Qu’est ce que l’espace entre deux formes, deux corps, deux objets ?

Quand deux corps se rapprochent, avant même qu’ils ne se touchent, ils sont déjà en contact . L’espace interstitiel entre eux se charge à leur approche, se densifie et devient une matière tangible et palpable .

Qu’est ce que cet espace vivant qui se nourrit des matières provenant de deux corps ? Il pourrait être une extension du corps de chacun, un espace de dialogue sans le «toucher», un échange de matières, un espace de contact au seuil du visible . Il s’agirait ici d’observer la vibration invisible entre deux corps, cette zone de porosité.

Il s’agit de développer une danse sensible où les corps se frôlent, échangent, se rencontrent, se jaugent, s’affrontent.

Une fois que cet espace a trouvé une identité, une forme, il devient compact, matière organique avec laquelle les corps peuvent jouer. Qu’elle en est son élasticité ? sa malléabilité ? son épaisseur ? lui permettant de garder le lien entre deux corps, deux formes ?

Comment investir de sensorialité un espace qui semble vide. Cet espace peut être pacifique, langoureux, frictionnel, tendu. Cette danse s’affranchie d’une narration. Elle crée un focus sur la rencontre de deux corps. Il s’agit de tenter de montrer l’invisible qui nous relie.

Forme performative 

A partir des recherches chorégraphiques sur la thématique de l’interstice, ce vide apparent où migrent, se mélangent, se côtoient des particules invisibles, la compagnie Atmen explore différentes formes qui se développeront au cours du projet : Cette démarche déjà en partie expérimentées autour du précédent spectacle Qui a peur du Rose ? pourra prendre des formes variées telles que des performances in situ, des performances issues de collaborations avec des scientifiques, des philosophes, des plasticien.nes ex : une conférence dansée, une installation, des débats, un film …

Ces formes sont ouvertes et souples. Il s’agit de créer des passerelles entre les disciplines et de proposer des fenêtres vers d’autres univers.
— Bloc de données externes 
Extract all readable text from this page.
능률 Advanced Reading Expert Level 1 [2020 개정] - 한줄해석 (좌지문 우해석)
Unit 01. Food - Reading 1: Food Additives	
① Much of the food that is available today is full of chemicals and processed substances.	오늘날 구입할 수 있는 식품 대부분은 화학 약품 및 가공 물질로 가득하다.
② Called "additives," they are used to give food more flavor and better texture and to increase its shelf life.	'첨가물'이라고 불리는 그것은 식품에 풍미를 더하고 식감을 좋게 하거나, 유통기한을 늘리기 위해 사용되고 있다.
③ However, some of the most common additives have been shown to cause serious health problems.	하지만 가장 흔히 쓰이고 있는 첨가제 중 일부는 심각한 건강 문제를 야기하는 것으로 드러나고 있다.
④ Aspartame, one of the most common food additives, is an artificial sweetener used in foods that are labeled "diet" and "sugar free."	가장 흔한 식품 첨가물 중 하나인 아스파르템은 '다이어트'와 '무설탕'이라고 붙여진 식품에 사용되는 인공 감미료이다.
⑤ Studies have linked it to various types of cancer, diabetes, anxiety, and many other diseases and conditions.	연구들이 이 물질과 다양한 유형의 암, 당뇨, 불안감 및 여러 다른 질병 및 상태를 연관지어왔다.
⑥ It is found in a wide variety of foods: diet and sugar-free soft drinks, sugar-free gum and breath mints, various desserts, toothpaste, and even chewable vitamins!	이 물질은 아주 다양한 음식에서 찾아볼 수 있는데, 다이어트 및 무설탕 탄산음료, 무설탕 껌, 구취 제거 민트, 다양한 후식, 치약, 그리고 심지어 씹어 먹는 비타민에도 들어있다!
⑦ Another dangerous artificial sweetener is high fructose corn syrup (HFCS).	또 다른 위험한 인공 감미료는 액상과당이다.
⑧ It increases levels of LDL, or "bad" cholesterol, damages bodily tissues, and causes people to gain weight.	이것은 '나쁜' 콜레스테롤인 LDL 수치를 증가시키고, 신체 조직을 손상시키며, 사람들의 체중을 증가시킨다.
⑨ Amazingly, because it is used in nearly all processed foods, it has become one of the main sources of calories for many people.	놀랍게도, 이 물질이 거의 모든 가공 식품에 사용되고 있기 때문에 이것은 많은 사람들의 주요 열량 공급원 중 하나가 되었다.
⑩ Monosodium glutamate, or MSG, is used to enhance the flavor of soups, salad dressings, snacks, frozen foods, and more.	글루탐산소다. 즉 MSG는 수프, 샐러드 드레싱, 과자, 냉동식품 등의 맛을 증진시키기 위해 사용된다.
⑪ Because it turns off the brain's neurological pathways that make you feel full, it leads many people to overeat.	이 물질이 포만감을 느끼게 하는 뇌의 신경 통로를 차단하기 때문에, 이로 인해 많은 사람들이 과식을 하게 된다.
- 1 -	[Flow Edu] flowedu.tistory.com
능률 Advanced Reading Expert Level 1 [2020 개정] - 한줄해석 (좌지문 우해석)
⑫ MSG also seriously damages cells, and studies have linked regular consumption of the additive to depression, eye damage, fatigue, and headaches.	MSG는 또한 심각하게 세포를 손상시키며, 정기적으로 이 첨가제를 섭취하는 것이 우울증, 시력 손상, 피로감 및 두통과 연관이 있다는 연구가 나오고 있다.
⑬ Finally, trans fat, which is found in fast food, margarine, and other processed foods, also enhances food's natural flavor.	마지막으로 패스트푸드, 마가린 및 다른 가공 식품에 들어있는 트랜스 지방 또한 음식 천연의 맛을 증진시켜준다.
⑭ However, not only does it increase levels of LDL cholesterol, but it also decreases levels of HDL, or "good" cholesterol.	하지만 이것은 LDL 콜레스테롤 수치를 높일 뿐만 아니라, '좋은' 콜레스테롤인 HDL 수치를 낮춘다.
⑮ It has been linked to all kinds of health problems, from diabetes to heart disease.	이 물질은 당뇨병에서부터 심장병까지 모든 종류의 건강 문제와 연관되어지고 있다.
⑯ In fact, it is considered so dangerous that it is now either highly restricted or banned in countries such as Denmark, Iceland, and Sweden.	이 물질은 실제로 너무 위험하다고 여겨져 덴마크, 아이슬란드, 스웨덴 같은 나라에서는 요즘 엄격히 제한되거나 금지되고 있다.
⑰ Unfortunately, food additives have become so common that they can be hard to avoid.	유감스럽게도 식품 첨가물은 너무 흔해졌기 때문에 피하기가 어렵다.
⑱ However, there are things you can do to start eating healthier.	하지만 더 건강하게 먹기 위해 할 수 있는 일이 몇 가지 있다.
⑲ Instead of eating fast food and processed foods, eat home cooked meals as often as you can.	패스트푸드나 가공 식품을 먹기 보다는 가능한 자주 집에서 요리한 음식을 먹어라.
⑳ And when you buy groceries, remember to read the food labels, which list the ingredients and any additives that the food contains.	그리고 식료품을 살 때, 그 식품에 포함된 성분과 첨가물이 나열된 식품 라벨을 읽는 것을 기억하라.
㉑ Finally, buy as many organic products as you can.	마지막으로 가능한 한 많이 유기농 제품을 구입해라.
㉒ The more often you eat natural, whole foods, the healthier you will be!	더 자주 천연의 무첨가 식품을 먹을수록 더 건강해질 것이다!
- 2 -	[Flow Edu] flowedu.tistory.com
Ces formes s’envisagent comme un tout dont chaque élément est relié à l’autre. Il est donc envisagé de présenter ces formes (spectacle compris) sous forme d’association (ex : spectacle et une conférence) lors d’un évènement ponctuel ou d’en regrouper quelques unes sur une période de temps variable. Elles s’éclairent l’une l’autre. Leur présentation est modulable.